Well I’m buckled up inside
Miracle that I’m alive
Do not think that I can survive
On bread and wine alone.
It’s not entirely clear what the song is about other than learning difficult lessons from a painful life experience that came close to being the singer’s undoing. However, it did spark off a thought in my head and this is the place for capturing and airing such thoughts.
Do not think I can survive
On bread and wine alone.
I suspect that Gardot is alluding to that line of Jesus and Moses, “… one does not live by bread alone, but by every word that comes from the mouth of the LORD”. Hope so.

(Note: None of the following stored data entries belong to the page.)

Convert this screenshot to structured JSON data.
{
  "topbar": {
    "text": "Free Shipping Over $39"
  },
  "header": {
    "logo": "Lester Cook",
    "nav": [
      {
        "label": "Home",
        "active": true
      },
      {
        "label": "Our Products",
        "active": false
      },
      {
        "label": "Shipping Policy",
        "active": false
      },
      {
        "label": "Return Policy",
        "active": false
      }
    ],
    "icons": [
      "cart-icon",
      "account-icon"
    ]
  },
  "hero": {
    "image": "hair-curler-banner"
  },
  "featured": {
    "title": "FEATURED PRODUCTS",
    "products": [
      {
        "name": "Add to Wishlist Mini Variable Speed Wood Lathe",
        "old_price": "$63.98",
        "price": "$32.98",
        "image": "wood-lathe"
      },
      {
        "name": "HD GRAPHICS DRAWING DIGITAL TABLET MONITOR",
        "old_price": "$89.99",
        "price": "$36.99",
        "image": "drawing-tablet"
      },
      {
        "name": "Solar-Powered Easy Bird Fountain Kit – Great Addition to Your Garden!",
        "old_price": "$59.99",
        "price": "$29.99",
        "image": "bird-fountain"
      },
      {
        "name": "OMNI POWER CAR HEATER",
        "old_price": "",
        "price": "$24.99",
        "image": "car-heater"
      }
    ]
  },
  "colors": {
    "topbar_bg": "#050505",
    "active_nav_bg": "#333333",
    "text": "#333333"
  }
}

What occurred to me was that if we tinker with Gardot’s words just a little we get a rather neat way of expressing something that I reckon both Moses and Jesus would want to say to some of us today.
Some would do well to attend to the two Hebrew prophets, those, that is, who make the mistake of living as if the good stuff of the world - stuff like beer and sandwiches, sex, football and John Coltrane - is the sum of life, plunging with such relish into created goods that they forget the good creator. Others though ought to cock an ear in Gardot’s direction, those who live such religious lives that they end up leaving all sorts of Father-given, life-nourishing gifts on the shelf unopened. God-neglect is folly, world-neglect is such a shame.
"One does not live by bread alone."
"One does not live by bread and wine alone."
* Melody Gardot is one of a recent spate of jazz inflected female balladeers such as Madeline Peyroux, Duffy and especially, in Gardot’s case, Nora Jones.